Bioactive mineral with an influence on sleep is magnesium. Cowpeas are rich in this metal, which has been overlooked for a long time but is now considered very important because it can fight stress and is one of the building blocks of bones. In addition, magnesium is a key element in the assimilation of carbohydrates and can regulate blood sugar levels even in unhealthy diets.

The high level of iron in cowpeas is well-known, the beans have been used to counter anemia even in ancient medicine. Anemia is actually started by a lack of iron, which causes excessive weakness and fatigue but also more severe problems like confusion, stomach pain or a dysfunctional metabolism. Iron is also the main component of red blood cells, more iron means more cells, which in turn transport more oxygen to all parts of the body. As a result, all organs work well, the overall level of energy is increased and the rate of healing is boosted. Eating cowpeas not only fights anemia but improves circulation as well.

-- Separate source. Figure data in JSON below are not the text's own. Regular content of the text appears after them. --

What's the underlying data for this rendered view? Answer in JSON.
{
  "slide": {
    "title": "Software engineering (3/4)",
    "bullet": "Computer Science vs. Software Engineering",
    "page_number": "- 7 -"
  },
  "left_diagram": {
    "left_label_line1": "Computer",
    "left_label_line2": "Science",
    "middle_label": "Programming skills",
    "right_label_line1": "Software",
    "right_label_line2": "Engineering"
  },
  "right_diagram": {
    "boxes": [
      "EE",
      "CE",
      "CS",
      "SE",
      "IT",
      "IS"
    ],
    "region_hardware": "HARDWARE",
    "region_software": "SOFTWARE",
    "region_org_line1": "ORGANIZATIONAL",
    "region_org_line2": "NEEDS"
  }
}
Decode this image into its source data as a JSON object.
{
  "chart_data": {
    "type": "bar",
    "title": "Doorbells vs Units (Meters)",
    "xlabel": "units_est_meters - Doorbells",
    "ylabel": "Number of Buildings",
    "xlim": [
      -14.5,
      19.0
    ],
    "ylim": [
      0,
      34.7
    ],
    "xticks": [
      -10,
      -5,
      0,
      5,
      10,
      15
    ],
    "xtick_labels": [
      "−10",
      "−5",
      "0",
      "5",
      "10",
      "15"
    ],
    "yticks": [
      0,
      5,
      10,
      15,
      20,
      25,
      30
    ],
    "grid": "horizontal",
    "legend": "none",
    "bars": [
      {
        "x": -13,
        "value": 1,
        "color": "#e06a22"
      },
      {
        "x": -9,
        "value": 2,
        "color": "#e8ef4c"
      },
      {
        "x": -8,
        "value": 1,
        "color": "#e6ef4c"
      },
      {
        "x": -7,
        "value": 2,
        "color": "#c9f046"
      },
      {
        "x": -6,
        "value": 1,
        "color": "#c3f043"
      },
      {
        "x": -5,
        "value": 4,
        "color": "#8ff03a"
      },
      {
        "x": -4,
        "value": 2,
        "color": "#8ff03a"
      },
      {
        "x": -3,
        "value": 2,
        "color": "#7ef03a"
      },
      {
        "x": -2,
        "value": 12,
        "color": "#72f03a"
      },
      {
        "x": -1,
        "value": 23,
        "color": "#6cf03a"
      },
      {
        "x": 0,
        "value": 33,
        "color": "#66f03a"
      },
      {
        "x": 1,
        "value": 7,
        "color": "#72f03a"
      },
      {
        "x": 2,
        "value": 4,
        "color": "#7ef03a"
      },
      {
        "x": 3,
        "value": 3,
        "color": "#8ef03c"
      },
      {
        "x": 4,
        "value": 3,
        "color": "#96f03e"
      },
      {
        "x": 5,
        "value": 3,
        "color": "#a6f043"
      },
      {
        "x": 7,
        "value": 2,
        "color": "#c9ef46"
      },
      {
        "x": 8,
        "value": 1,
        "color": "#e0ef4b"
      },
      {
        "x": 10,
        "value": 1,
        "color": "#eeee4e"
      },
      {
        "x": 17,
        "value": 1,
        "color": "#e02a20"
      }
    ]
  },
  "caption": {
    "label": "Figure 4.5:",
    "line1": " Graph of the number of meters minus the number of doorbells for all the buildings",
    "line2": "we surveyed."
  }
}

Being low in fats, calories and especially cholesterol, but rich in proteins and dietary fibers, cowpeas are an excellent choice for a healthy diet and help in weight loss. This is not only due to the nutritive content, since a better digestion actually ensures nutrients are used, rather than being deposited as fat. In addition, fibers make you feel full and less hungry. This eliminates the main problem in weight loss diets, which is the temptation to have a snack between meals caused by a sensation of hunger, which can happen very often if not enough fibers are eaten.

Cowpeas are also great for a healthy skin, because of the powerful combination of proteins, antioxidants and vitamins A and C. They do not only improve the health of the skin, but its appearance as well. Proteins are essential to allow the damaged cells to regenerate and for new tissues to grow. At the same time, antioxidants shield the skin from destructive direct sunlight and allow the faster healing of scars, eliminating irritation and the effects of aging.